Why was a certain amount deducted from my SWIFT payment?

SWIFT payment
Rohit18 November 2023

Inner voice: The client's payment will finally arrive in the business account today! I earned this. The entire team earned this!

A message arrives–the amount you received is less than what you charged.

It feels like a loss because it is a loss. But how and why did it happen?

If you transact internationally, a reduced amount appearing in your bank account can be disheartening, stressful, and puzzling. This is particularly true with SWIFT payments sent to India, where unexpected deductions may occur in your SWIFT money without explanation.

SWIFT, or the Society for Worldwide Interbank Financial Telecommunication, is a financial organisation enabling global transactions. It acts as a bridge between banks and other financial institutions worldwide to facilitate international payments. 

This payment mode is vital for businesses and individuals who engage in global investments and trade. SWIFT payments come with the challenges of lengthy verification processes before funds are released.

Certain banks serve as intermediaries, transmitting funds from a sender to the recipient's bank account. Although their role is crucial to secure a safe and efficient transfer of funds, it can also lead to unexpected deductions in the final payment due to some factors.

Why was a certain amount deducted from my SWIFT payment

How Does SWIFT Payment Work?

SWIFT money transfer works in the following way. 

  • The sender's bank initiates the transaction before it passes through multiple intermediary banks. 
  • As it travels across borders, the intermediary bank may deduct various fees from the amount sent. 

This process makes SWIFT payments expensive. The costs associated with these transactions are typically distributed between the payer and the receiver or may be shared between them. This distribution is determined by the specific payment instruction selected.

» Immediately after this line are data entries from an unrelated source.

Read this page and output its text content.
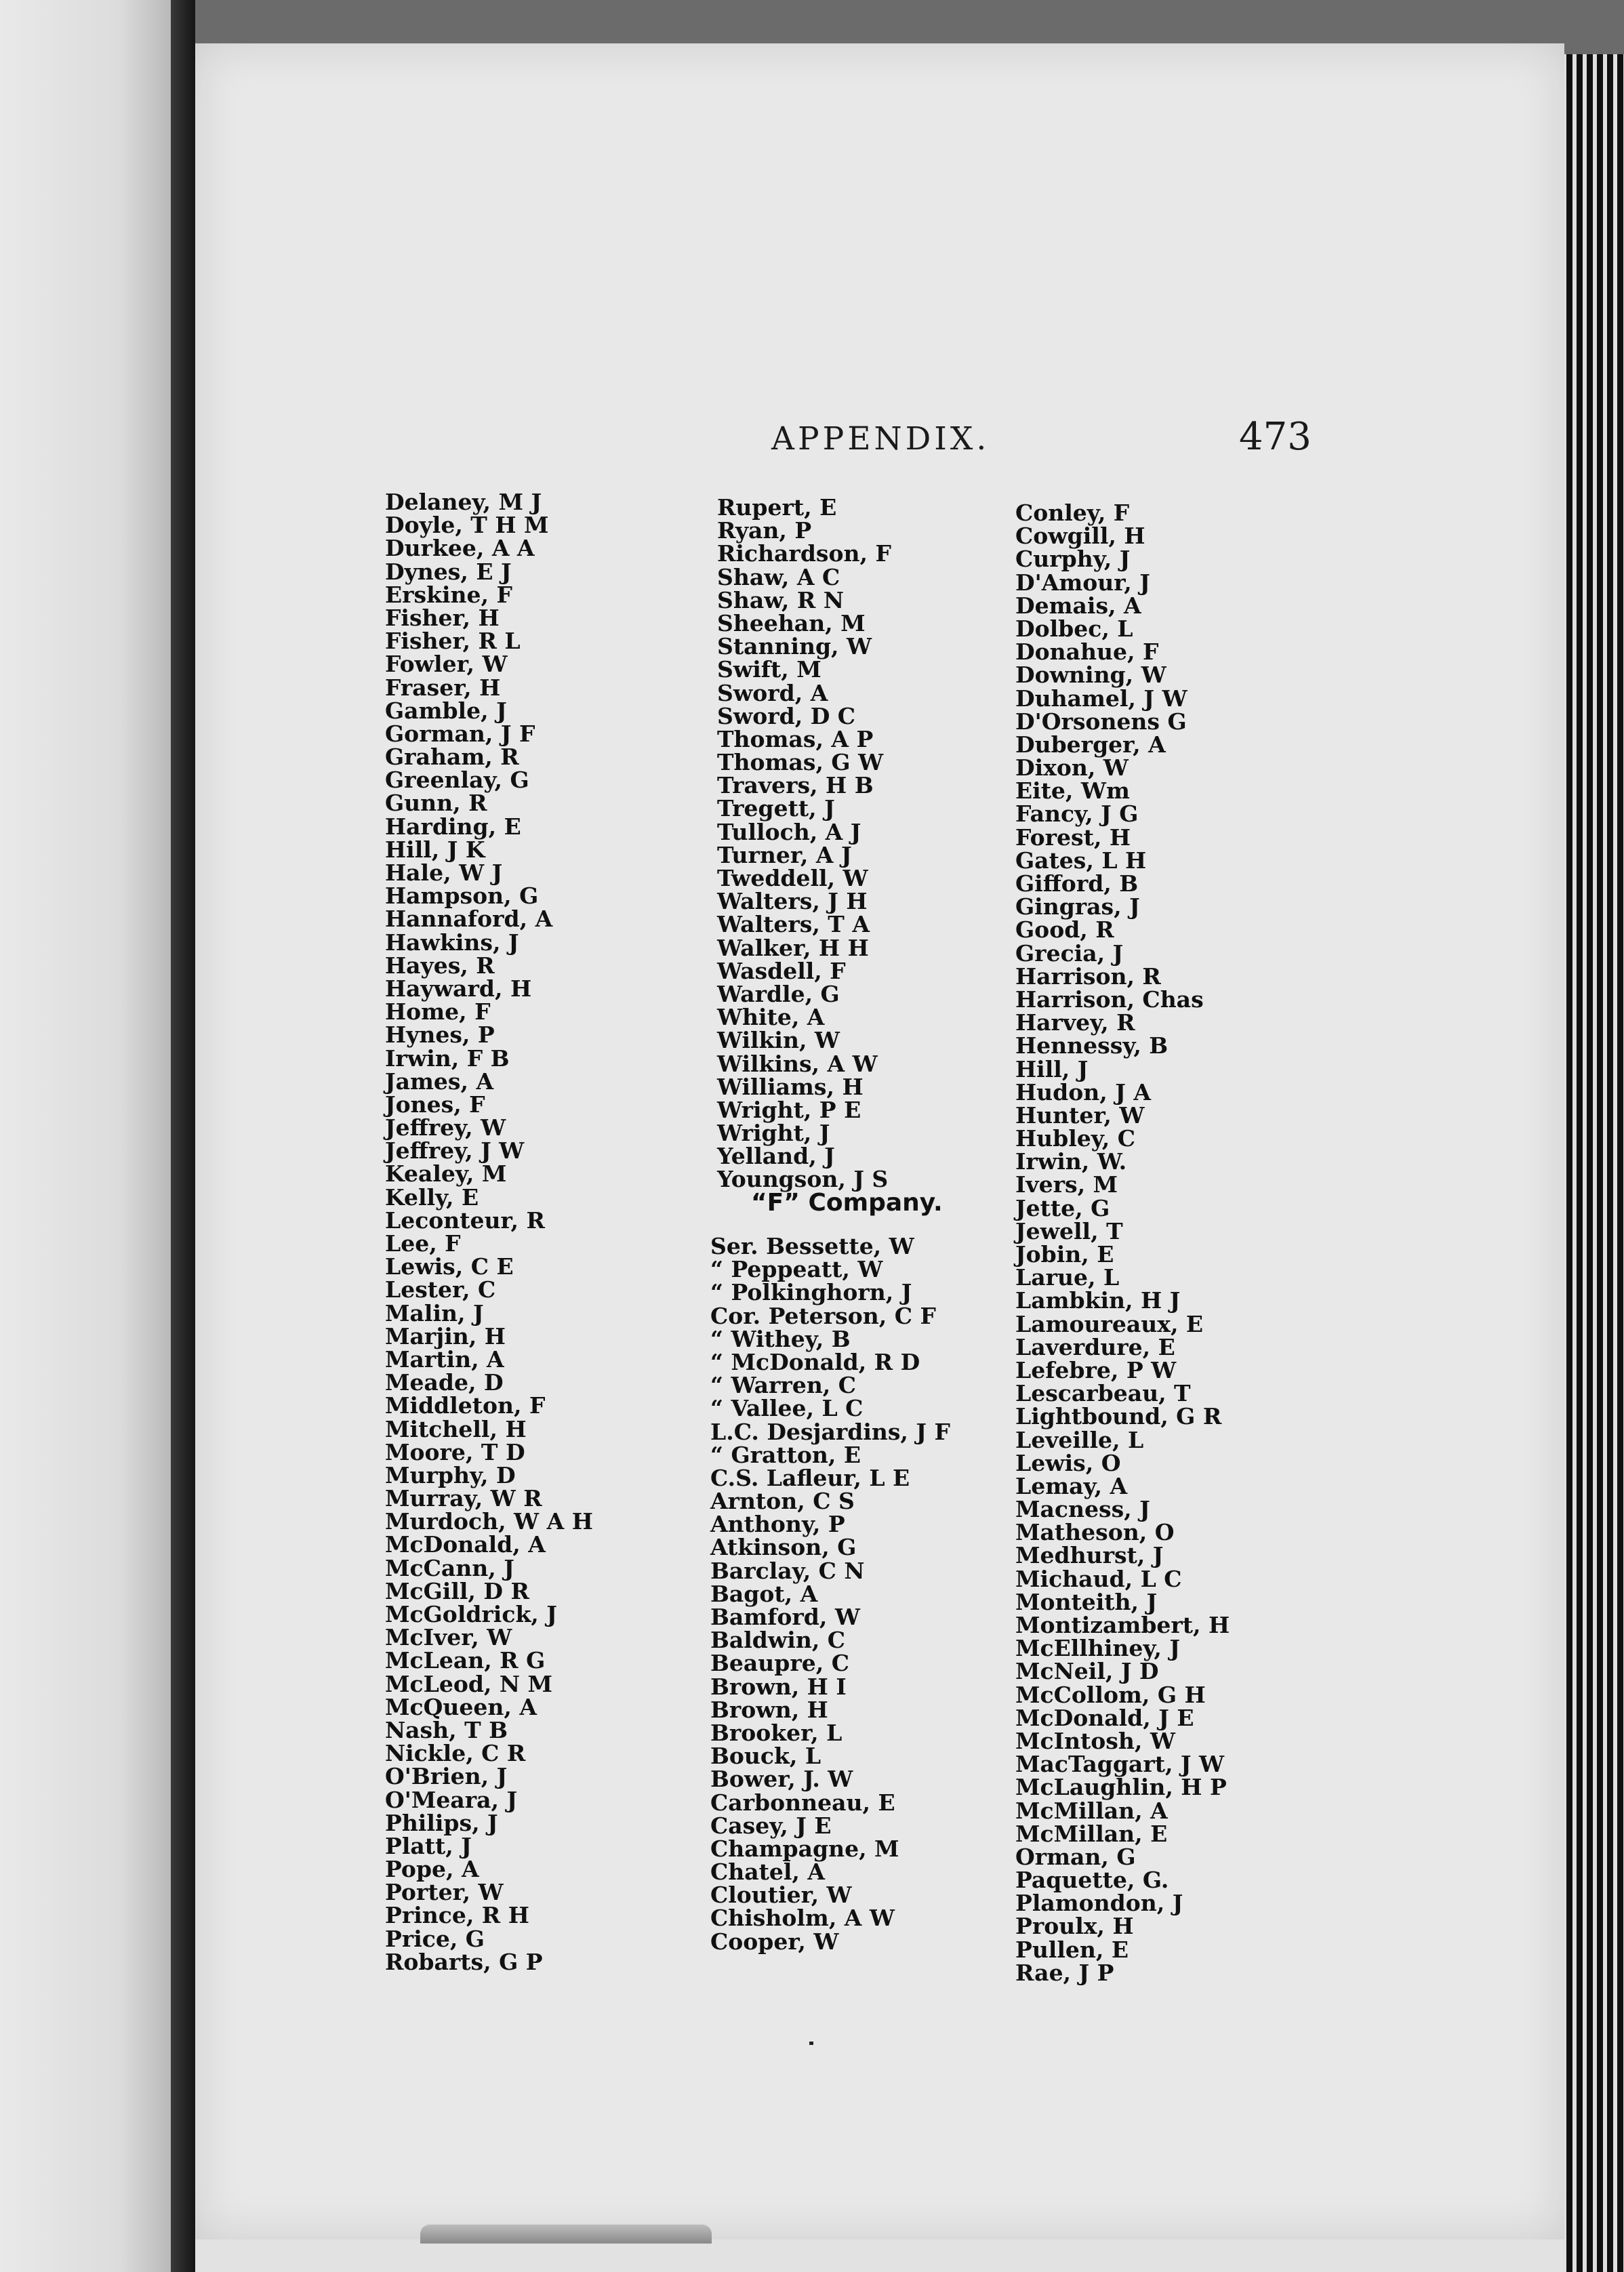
APPENDIX.	473
Delaney, M J
Doyle, T H M
Durkee, A A
Dynes, E J
Erskine, F
Fisher, H
Fisher, R L
Fowler, W
Fraser, H
Gamble, J
Gorman, J F
Graham, R
Greenlay, G
Gunn, R
Harding, E
Hill, J K
Hale, W J
Hampson, G
Hannaford, A
Hawkins, J
Hayes, R
Hayward, H
Home, F
Hynes, P
Irwin, F B
James, A
Jones, F
Jeffrey, W
Jeffrey, J W
Kealey, M
Kelly, E
Leconteur, R
Lee, F
Lewis, C E
Lester, C
Malin, J
Marjin, H
Martin, A
Meade, D
Middleton, F
Mitchell, H
Moore, T D
Murphy, D
Murray, W R
Murdoch, W A H
McDonald, A
McCann, J
McGill, D R
McGoldrick, J
McIver, W
McLean, R G
McLeod, N M
McQueen, A
Nash, T B
Nickle, C R
O'Brien, J
O'Meara, J
Philips, J
Platt, J
Pope, A
Porter, W
Prince, R H
Price, G
Robarts, G P
Rupert, E
Ryan, P
Richardson, F
Shaw, A C
Shaw, R N
Sheehan, M
Stanning, W
Swift, M
Sword, A
Sword, D C
Thomas, A P
Thomas, G W
Travers, H B
Tregett, J
Tulloch, A J
Turner, A J
Tweddell, W
Walters, J H
Walters, T A
Walker, H H
Wasdell, F
Wardle, G
White, A
Wilkin, W
Wilkins, A W
Williams, H
Wright, P E
Wright, J
Yelland, J
Youngson, J S
“F” Company.
Ser. Bessette, W
“ Peppeatt, W
“ Polkinghorn, J
Cor. Peterson, C F
“ Withey, B
“ McDonald, R D
“ Warren, C
“ Vallee, L C
L.C. Desjardins, J F
“ Gratton, E
C.S. Lafleur, L E
Arnton, C S
Anthony, P
Atkinson, G
Barclay, C N
Bagot, A
Bamford, W
Baldwin, C
Beaupre, C
Brown, H I
Brown, H
Brooker, L
Bouck, L
Bower, J. W
Carbonneau, E
Casey, J E
Champagne, M
Chatel, A
Cloutier, W
Chisholm, A W
Cooper, W
Conley, F
Cowgill, H
Curphy, J
D'Amour, J
Demais, A
Dolbec, L
Donahue, F
Downing, W
Duhamel, J W
D'Orsonens G
Duberger, A
Dixon, W
Eite, Wm
Fancy, J G
Forest, H
Gates, L H
Gifford, B
Gingras, J
Good, R
Grecia, J
Harrison, R
Harrison, Chas
Harvey, R
Hennessy, B
Hill, J
Hudon, J A
Hunter, W
Hubley, C
Irwin, W.
Ivers, M
Jette, G
Jewell, T
Jobin, E
Larue, L
Lambkin, H J
Lamoureaux, E
Laverdure, E
Lefebre, P W
Lescarbeau, T
Lightbound, G R
Leveille, L
Lewis, O
Lemay, A
Macness, J
Matheson, O
Medhurst, J
Michaud, L C
Monteith, J
Montizambert, H
McEllhiney, J
McNeil, J D
McCollom, G H
McDonald, J E
McIntosh, W
MacTaggart, J W
McLaughlin, H P
McMillan, A
McMillan, E
Orman, G
Paquette, G.
Plamondon, J
Proulx, H
Pullen, E
Rae, J P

  • BEN (Beneficiary Pays): In this scenario, the receiver bears the expenses related to the SWIFT payment, including any fees deducted by intermediary banks.
  • SHA (Shared): Both payer and receiver share the transaction costs, each covering their respective bank fees. The payer pays the sender's bank fees, and the receiver covers their bank fees.
  • OUR (Payer Pays): In this case, the payer assumes the entire cost of the SWIFT payment, including any fees incurred by intermediary banks.

Additional fees include intermediary bank fees, foreign exchange fees, SWIFT network fees, service fees, additional charges for specific services, and exchange rate margins. The cumulative impact of these fees and potential variations in exchange rates can result in higher costs compared to other payment methods. 

The result is a reduced payment by the time it reaches its destination - the recipient's bank in India.

The implications of SWIFT payment deductions in India are real and can greatly impact businesses and individuals. Let's examine the causes behind these deductions, providing examples of how they have impacted the financial well-being of those affected. 

Factors Influencing The SWIFT Payment and The SWIFT Money You Receive 

Factors Influencing The SWIFT Payment and The SWIFT Money You Receive

1. Exchange Rate Fluctuations

The difference between expected and actual payment amounts can be significant due to exchange rate fluctuations. The changes in the value of currencies affect the currency conversion process that often occurs in international payments. 

When a business in the United States sends a payment of $10,000 to a supplier in India, the initial exchange rate of 85 Indian Rupees (INR) per US Dollar (USD) will result in a payment of INR 850,000. 

However, if the exchange rate changes to INR 84 per USD by the time it reaches India, then the final amount would be INR 840,000. This difference of INR 10,000 is lost due to currency fluctuations.

2. Role of Currency Conversion in SWIFT Money Transfer in India

Currency conversion is often required for SWIFT payments to send funds to the recipient's currency. Unfortunately, banks may charge a hidden fee known as a margin or spread to cover the cost of this exchange process. This factor reduces the amount you receive from the actual amount sent.

If your cousin in the United Kingdom wants to send you 1,000 British Pounds (GBP) in India, they can use a bank that offers an exchange rate of 90 INR per GBP for the conversion. 

However, the interbank rate (the rate at which banks exchange currencies with each other) is INR 89 per GBP. This means that due to the margin held by the bank, 1 INR will be deducted from every pound sent, leading to a certain deduction.

3. Intermediary/Correspondent Bank Fees

Intermediary banks have a crucial role in the SWIFT payment system, as they act as the middleman between the sender's and recipient's banks. However, these services come with a cost. 

The fees charged by intermediary banks can vary greatly depending on factors such as the number of correspondent banks involved, the complexity of the transaction, and the specific services provided.

For example, if an Australian business sends a payment of 2,000 AUD to a business in India. During its journey, the payment passes through 4 correspondent banks that each charge a fee of 20 AUD. This results in an overall deduction of 80 AUD from the original payment amount.